4 Material omissions typically pertain to the officer’s actions and perceptions. A paradigmatic example is when an officer omits pertinent factual information. Sykes, 625 F.3d at 306–07 (finding an omission to be material where an officer omitted from a warrant affidavit the fact that surveillance footage showed two armed men at a robbery scene). Some of the omissions that Nolen alleges appear to be one degree removed from an ordinary case. For instance, he counts as an omission Ford’s failure to disclose his questioning tactics. But he points to no caselaw clearly establishing that an officer is liable for malicious prosecution under § 1983 for neglecting to disclose such information. Because we conclude that the remaining evidence supported probable cause, we need not further consider the materiality of these omissions.
- 18 - No. 25-1370, Nolen v. Ford
According to Nolen, if we add in these alleged omissions and accept the complaint’s
allegations as true, then we must conclude that there was no probable cause here. See Sykes, 625
F.3d at 305. But viewed in the light most favorable to Nolen, his allegations could, at most, weaken
only one item of evidence: Jones-Hunt’s identification. Even acknowledging the cruciality of that
evidence, however, we still must consider whether other evidence presented to the court
established probable cause. This is where Nolen’s claim falters. Considered together, the
remaining evidence—however circumstantial—was sufficient to establish “a probability or
substantial chance” that Nolen was the culprit. Howell, 148 F.4th at 853 (citation omitted). As
we previously have observed, “probable cause determinations focus on probabilities, not
certainties.” United States v. Saine, 162 F.4th 804, 808 (6th Cir. 2025).

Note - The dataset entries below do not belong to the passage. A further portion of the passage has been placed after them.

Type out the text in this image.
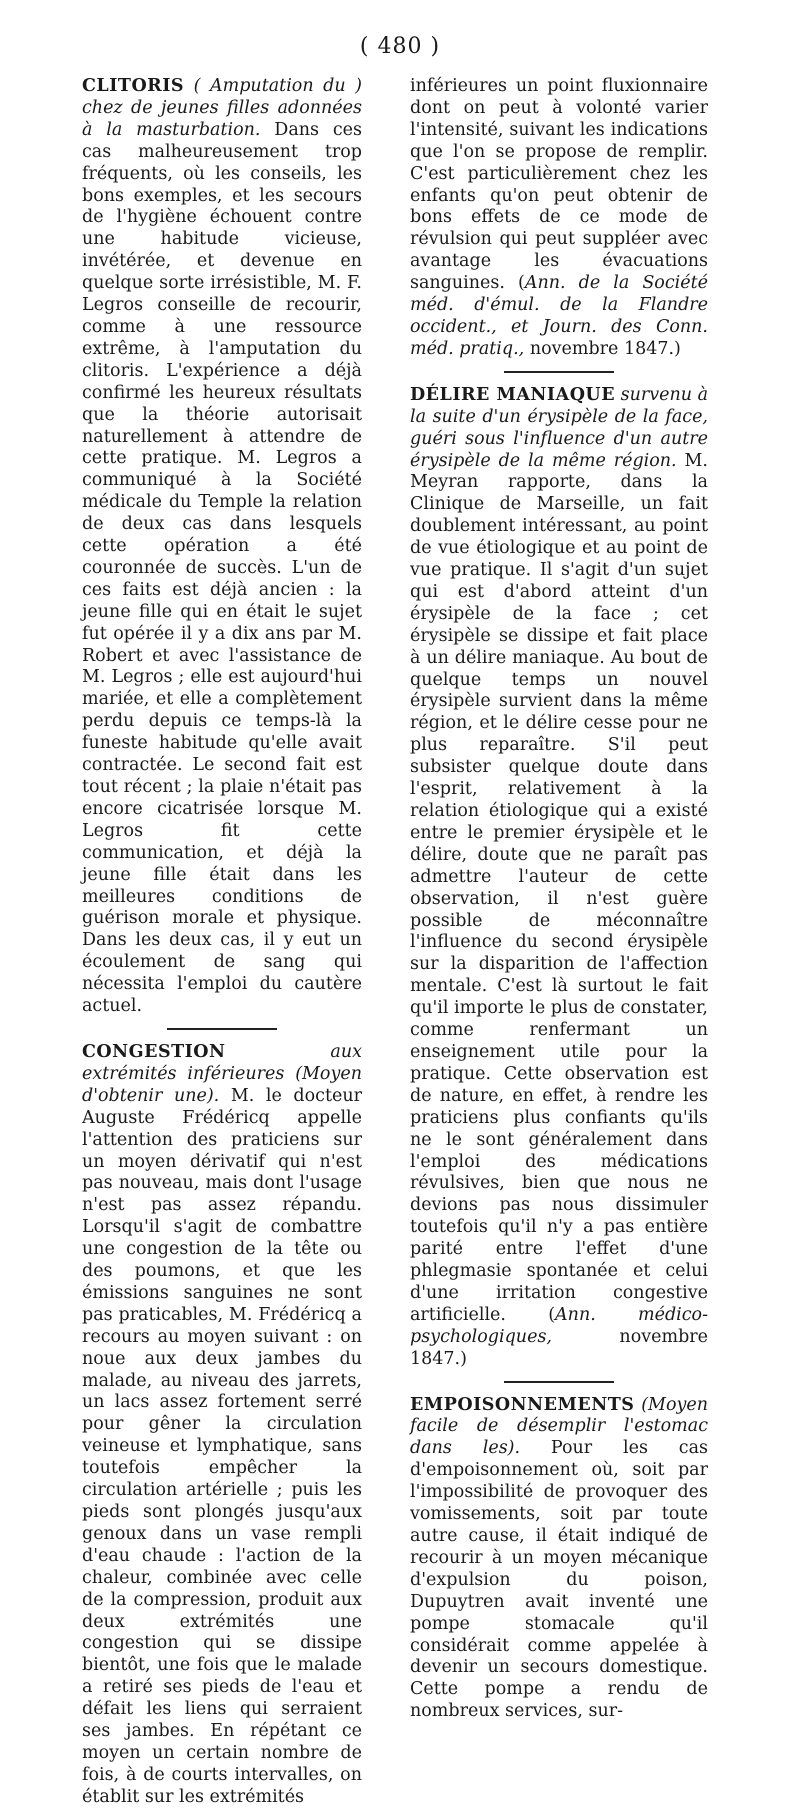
( 480 )

CLITORIS ( Amputation du ) chez de jeunes filles adonnées à la masturbation. Dans ces cas malheureusement trop fréquents, où les conseils, les bons exemples, et les secours de l'hygiène échouent contre une habitude vicieuse, invétérée, et devenue en quelque sorte irrésistible, M. F. Legros conseille de recourir, comme à une ressource extrême, à l'amputation du clitoris. L'expérience a déjà confirmé les heureux résultats que la théorie autorisait naturellement à attendre de cette pratique. M. Legros a communiqué à la Société médicale du Temple la relation de deux cas dans lesquels cette opération a été couronnée de succès. L'un de ces faits est déjà ancien : la jeune fille qui en était le sujet fut opérée il y a dix ans par M. Robert et avec l'assistance de M. Legros ; elle est aujourd'hui mariée, et elle a complètement perdu depuis ce temps-là la funeste habitude qu'elle avait contractée. Le second fait est tout récent ; la plaie n'était pas encore cicatrisée lorsque M. Legros fit cette communication, et déjà la jeune fille était dans les meilleures conditions de guérison morale et physique. Dans les deux cas, il y eut un écoulement de sang qui nécessita l'emploi du cautère actuel.

CONGESTION aux extrémités inférieures (Moyen d'obtenir une). M. le docteur Auguste Frédéricq appelle l'attention des praticiens sur un moyen dérivatif qui n'est pas nouveau, mais dont l'usage n'est pas assez répandu. Lorsqu'il s'agit de combattre une congestion de la tête ou des poumons, et que les émissions sanguines ne sont pas praticables, M. Frédéricq a recours au moyen suivant : on noue aux deux jambes du malade, au niveau des jarrets, un lacs assez fortement serré pour gêner la circulation veineuse et lymphatique, sans toutefois empêcher la circulation artérielle ; puis les pieds sont plongés jusqu'aux genoux dans un vase rempli d'eau chaude : l'action de la chaleur, combinée avec celle de la compression, produit aux deux extrémités une congestion qui se dissipe bientôt, une fois que le malade a retiré ses pieds de l'eau et défait les liens qui serraient ses jambes. En répétant ce moyen un certain nombre de fois, à de courts intervalles, on établit sur les extrémités

inférieures un point fluxionnaire dont on peut à volonté varier l'intensité, suivant les indications que l'on se propose de remplir. C'est particulièrement chez les enfants qu'on peut obtenir de bons effets de ce mode de révulsion qui peut suppléer avec avantage les évacuations sanguines. (Ann. de la Société méd. d'émul. de la Flandre occident., et Journ. des Conn. méd. pratiq., novembre 1847.)

DÉLIRE MANIAQUE survenu à la suite d'un érysipèle de la face, guéri sous l'influence d'un autre érysipèle de la même région. M. Meyran rapporte, dans la Clinique de Marseille, un fait doublement intéressant, au point de vue étiologique et au point de vue pratique. Il s'agit d'un sujet qui est d'abord atteint d'un érysipèle de la face ; cet érysipèle se dissipe et fait place à un délire maniaque. Au bout de quelque temps un nouvel érysipèle survient dans la même région, et le délire cesse pour ne plus reparaître. S'il peut subsister quelque doute dans l'esprit, relativement à la relation étiologique qui a existé entre le premier érysipèle et le délire, doute que ne paraît pas admettre l'auteur de cette observation, il n'est guère possible de méconnaître l'influence du second érysipèle sur la disparition de l'affection mentale. C'est là surtout le fait qu'il importe le plus de constater, comme renfermant un enseignement utile pour la pratique. Cette observation est de nature, en effet, à rendre les praticiens plus confiants qu'ils ne le sont généralement dans l'emploi des médications révulsives, bien que nous ne devions pas nous dissimuler toutefois qu'il n'y a pas entière parité entre l'effet d'une phlegmasie spontanée et celui d'une irritation congestive artificielle. (Ann. médico-psychologiques, novembre 1847.)

EMPOISONNEMENTS (Moyen facile de désemplir l'estomac dans les). Pour les cas d'empoisonnement où, soit par l'impossibilité de provoquer des vomissements, soit par toute autre cause, il était indiqué de recourir à un moyen mécanique d'expulsion du poison, Dupuytren avait inventé une pompe stomacale qu'il considérait comme appelée à devenir un secours domestique. Cette pompe a rendu de nombreux services, sur-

As such, even if the court knew of Jones-Hunt’s initial suggestion that Dobbs could be the
shooter, that revelation would not have “collapsed the foundations” of the court’s probable-cause
determination. Mills, 869 F.3d at 481. Jones-Hunt still would have concluded—albeit
equivocally—that she thought the shooter was her brother. And even if the court believed Jones-
Hunt’s identification was substantially weakened by this information, other preliminary-hearing
witnesses’ testimony still would have linked Nolen to the crime, leaving the judge’s inference
about the video and Towns and Saleh’s testimony intact.
Thus, we conclude that the complaint lacks factual allegations sufficient to demonstrate
that Ford’s alleged omissions—even viewed in the light most favorable to Nolen—show there was
no probable cause to charge Nolen.
VI.
For the foregoing reasons, we affirm.